Wish Caitlin luck if she's trying to raise a child and pay off her student loans: Romney's plan, "A Chance for Every Child," could be "a financial disaster for thousands of college students and graduates" because it has no feasible plan "to reduce the cost of college and lower skyrocketing tuition," according to U.S. News and World Report. The plan could also scrap income-drive payment plans and loan forgiveness. 

Scenario #2: Walter is 55 years old, physically fit, and a self-made millionaire from drilling for oil in Texas. Walter has no children, and has lived for more than a decade with his male partner. 

President Obama: Under Obama's plan, Walter would receive a relatively tiny tax break of $5,353, according to the Obama administration's calculations, which is based on information provided by the independent Tax Policy Center. It would be harder for Walter to conduct business under Obama: States would not be in control of drilling on federal lands, and the Obama administration plans to tighten environmental regulation of hydraulic fracking for natural gas (though it remains to be seen how strong Obama's anti-fracking commitment actually is.) Additionally, if Walter wants to move in to offshore drilling, he's going to run into some serious federal roadblocks: The Obama administration has cut the number of new permits and leases for offshore oil and gas drilling by more than half

But under Obama, Walter would have a better chance of being able to marry his partner. Obama has said that he thinks "same-sex couples should be able to get married," although he hasn't yet taken action on a federal level. If married, Walter would save $8,295 under Obama. 

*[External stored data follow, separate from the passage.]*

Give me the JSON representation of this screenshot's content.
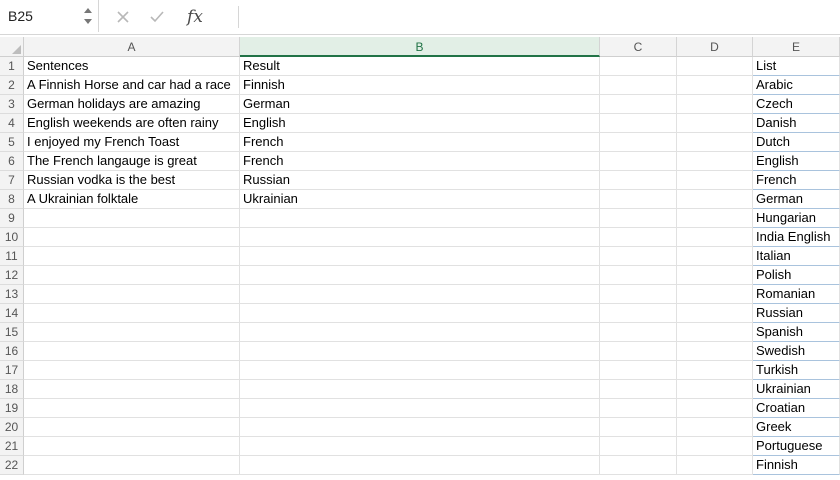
{
  "formula_bar": {
    "name_box": "B25",
    "cancel_icon": "x-icon",
    "confirm_icon": "check-icon",
    "function_label": "fx",
    "formula_value": ""
  },
  "columns": [
    "A",
    "B",
    "C",
    "D",
    "E"
  ],
  "selected_column": "B",
  "rows": [
    {
      "n": "1",
      "A": "Sentences",
      "B": "Result",
      "E": "List"
    },
    {
      "n": "2",
      "A": "A Finnish Horse and car had a race",
      "B": "Finnish",
      "E": "Arabic"
    },
    {
      "n": "3",
      "A": "German holidays are amazing",
      "B": "German",
      "E": "Czech"
    },
    {
      "n": "4",
      "A": "English weekends are often rainy",
      "B": "English",
      "E": "Danish"
    },
    {
      "n": "5",
      "A": "I enjoyed my French Toast",
      "B": "French",
      "E": "Dutch"
    },
    {
      "n": "6",
      "A": "The French langauge is great",
      "B": "French",
      "E": "English"
    },
    {
      "n": "7",
      "A": "Russian vodka is the best",
      "B": "Russian",
      "E": "French"
    },
    {
      "n": "8",
      "A": "A Ukrainian folktale",
      "B": "Ukrainian",
      "E": "German"
    },
    {
      "n": "9",
      "A": "",
      "B": "",
      "E": "Hungarian"
    },
    {
      "n": "10",
      "A": "",
      "B": "",
      "E": "India English"
    },
    {
      "n": "11",
      "A": "",
      "B": "",
      "E": "Italian"
    },
    {
      "n": "12",
      "A": "",
      "B": "",
      "E": "Polish"
    },
    {
      "n": "13",
      "A": "",
      "B": "",
      "E": "Romanian"
    },
    {
      "n": "14",
      "A": "",
      "B": "",
      "E": "Russian"
    },
    {
      "n": "15",
      "A": "",
      "B": "",
      "E": "Spanish"
    },
    {
      "n": "16",
      "A": "",
      "B": "",
      "E": "Swedish"
    },
    {
      "n": "17",
      "A": "",
      "B": "",
      "E": "Turkish"
    },
    {
      "n": "18",
      "A": "",
      "B": "",
      "E": "Ukrainian"
    },
    {
      "n": "19",
      "A": "",
      "B": "",
      "E": "Croatian"
    },
    {
      "n": "20",
      "A": "",
      "B": "",
      "E": "Greek"
    },
    {
      "n": "21",
      "A": "",
      "B": "",
      "E": "Portuguese"
    },
    {
      "n": "22",
      "A": "",
      "B": "",
      "E": "Finnish"
    }
  ],
  "colors": {
    "header_bg": "#f3f3f3",
    "selected_header_accent": "#217346",
    "gridline": "#e1e1e1",
    "list_border": "#a9c3dd"
  }
}
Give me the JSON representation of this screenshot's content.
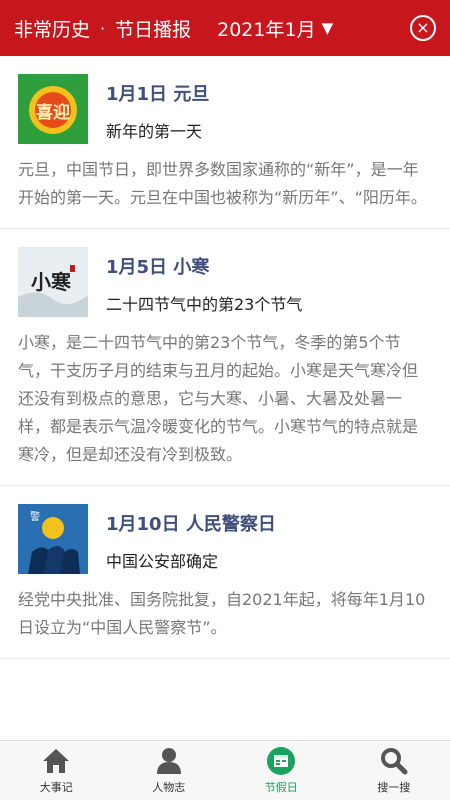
{
  "header": {
    "app_title": "非常历史",
    "separator": "·",
    "section_title": "节日播报",
    "month": "2021年1月",
    "dropdown_glyph": "▼",
    "close_glyph": "×"
  },
  "entries": [
    {
      "title": "1月1日 元旦",
      "subtitle": "新年的第一天",
      "description": "元旦，中国节日，即世界多数国家通称的“新年”，是一年开始的第一天。元旦在中国也被称为“新历年”、“阳历年。",
      "thumb_text": "喜迎",
      "thumb_icon": "new-year-image"
    },
    {
      "title": "1月5日 小寒",
      "subtitle": "二十四节气中的第23个节气",
      "description": "小寒，是二十四节气中的第23个节气，冬季的第5个节气，干支历子月的结束与丑月的起始。小寒是天气寒冷但还没有到极点的意思，它与大寒、小暑、大暑及处暑一样，都是表示气温冷暖变化的节气。小寒节气的特点就是寒冷，但是却还没有冷到极致。",
      "thumb_text": "小寒",
      "thumb_icon": "calligraphy-image"
    },
    {
      "title": "1月10日 人民警察日",
      "subtitle": "中国公安部确定",
      "description": "经党中央批准、国务院批复，自2021年起，将每年1月10日设立为“中国人民警察节”。",
      "thumb_text": "警",
      "thumb_icon": "police-image"
    }
  ],
  "tabs": [
    {
      "label": "大事记",
      "icon": "home-icon",
      "active": false
    },
    {
      "label": "人物志",
      "icon": "person-icon",
      "active": false
    },
    {
      "label": "节假日",
      "icon": "calendar-icon",
      "active": true
    },
    {
      "label": "搜一搜",
      "icon": "search-icon",
      "active": false
    }
  ],
  "colors": {
    "header_bg": "#c8161d",
    "title": "#3d4f7a",
    "active_tab": "#1aa260"
  }
}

Mitt Romney: Walter would keep a lot more of his money under Romney: A whopping $245,551, according to the Obama tax calculator. And that doesn't include the new income Walter could make by taking advantage of Romney's promise to end 100 years of federal control over drilling on government lands. Even national parks could be fair game. Romney also plans to expand offshore drilling and would leave fracking decisions up to the states — so Walter wouldn't run into nearly the same number of federal environmental regulations as he would under Obama. 

Given that Walter doesn't have any medical conditions, and doesn't need to rely on Medicare or Medicaid due to his high income, he would be just fine under Romney's healthcare plan. But while Romney would be great for Walter's pocketbook, he still wouldn't give him that fundamental American right: To put on some fancy clothes and say "I do."